An issue that continues to bedevil the construction industry is whether general damages are recoverable when the parties agree that liquidated damages are not. In a typical scenario where this issue arises, the parties will have agreed that liquidated damages are not payable if the contractor is late in performing its works by striking out the liquidated damages clause in a standard form, or by stating that the rate of liquidated damages is "nil", "£0" or "n/a". By doing this, are they implicitly agreeing that the employer is also unable to recover general (or unliquidated) damages, i.e. damages that the employer proves that it actually suffered due to the contractor's delay?

In one case last year from Western Australia, the court upheld an arbitrator's finding that general damages were recoverable where liquidated damages were stated to be "n/a". There has been another recent case where the Court of Appeal of Western Australia reached a similar conclusion.


A builder entered into a standard form lump sum building contract with a proprietor to construct a brick house. The contract stated that the builder would not be responsible for delays in commencing or completing the works over which the builder had no control. Additionally, the contract stated that the builder "shall be liable to pay the Proprietor liquidated damages at the rate of NIL DOLLARS ($00.00) per day for each day beyond practical completion until practical completion is deemed to have taken place".


The court held that while there was a clear intention that liquidated damages did not apply, on the proper construction of the contract the court was unable to find a clear and unambiguous intention to exclude the common law right to damages. The fact that the parties did not intend liquidated damages to apply did not mean they also intended that general damages should be irrecoverable.
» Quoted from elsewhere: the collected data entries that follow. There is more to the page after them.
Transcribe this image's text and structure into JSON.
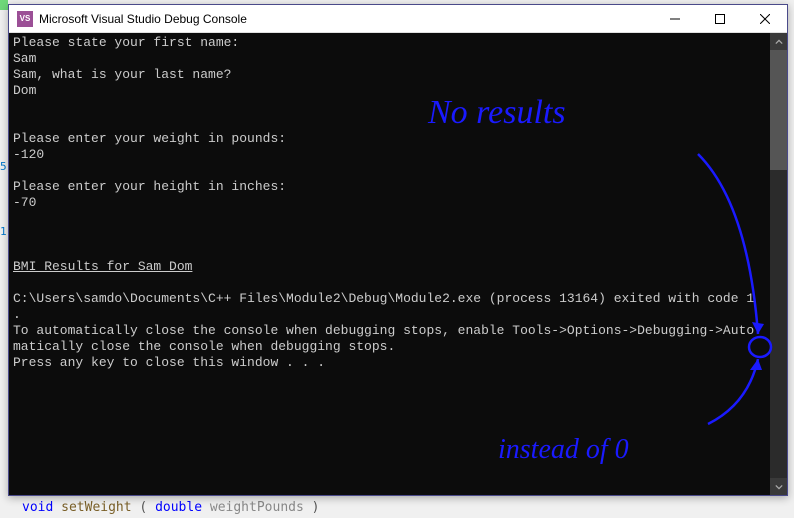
{
  "window": {
    "title": "Microsoft Visual Studio Debug Console",
    "icon_label": "VS"
  },
  "console": {
    "lines": {
      "l0": "Please state your first name:",
      "l1": "Sam",
      "l2": "Sam, what is your last name?",
      "l3": "Dom",
      "l4": "Please enter your weight in pounds:",
      "l5": "-120",
      "l6": "Please enter your height in inches:",
      "l7": "-70",
      "l8": "BMI Results for Sam Dom",
      "l9": "C:\\Users\\samdo\\Documents\\C++ Files\\Module2\\Debug\\Module2.exe (process 13164) exited with code 1",
      "l10": ".",
      "l11": "To automatically close the console when debugging stops, enable Tools->Options->Debugging->Auto",
      "l12": "matically close the console when debugging stops.",
      "l13": "Press any key to close this window . . ."
    }
  },
  "annotations": {
    "a1": "No results",
    "a2": "instead of 0"
  },
  "gutter": {
    "m1": "5",
    "m2": "1"
  },
  "bgcode": {
    "kw_void": "void",
    "fn_name": "setWeight",
    "paren_open": "(",
    "type_double": "double",
    "param": " weightPounds",
    "paren_close": ")"
  }
}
Comment and Commercial Implications

  • This Australian decision may be contrasted with the most prominent English case on point, the decision of the Court of Appeal in Temloc v Errill (1987), in which the insertion of "£nil" in the appendix in relation to liquidated damages was held to exclude both liquidated and unliquidated damages. The approach that all courts have taken to the question of whether general damages are recoverable is to look at the words of each particular contract, in an attempt to divine the intentions of the parties. By taking this approach, different results may be yielded according to the facts.
  • However, the common feature of most of these cases is that when the parties provide that liquidated damages are "nil", "£0" or "n/a", or they strike out a liquidated damages clause, they usually haven't turned their minds collectively to the issue of whether general damages should be recoverable even though liquidated damages are not. A further complication is that the contract will often give no real indication either way of what the parties actually intended (even if they had a common intention).
  • How can the courts resolve this dilemma? The approach taken in the most recent case from Australia takes an attractively simple approach, i.e. if the parties have not expressly excluded the general right at common law to recover unliquidated damages for delay, the presumption is that that right persists. This approach may help to avoid getting into (intractable) difficulties over what the parties really meant, and effectively casts the burden on the contractor to demonstrate that the parties intended a different meaning (i.e. that general damages would not be recoverable).
  • What is the lesson for parties negotiating a contract? If you don't want liquidated damages to apply, and you don't want general damages to be recoverable, your contract needs to spell this out, otherwise there is a real risk of a court (or an arbitrator or adjudicator) deciding that general damages may be recovered for contractor delay. Simply stating that liquidated damages are "nil", "£0" or "n/a", or striking through the liquidated damages clause, is not enough because it creates an ambiguity.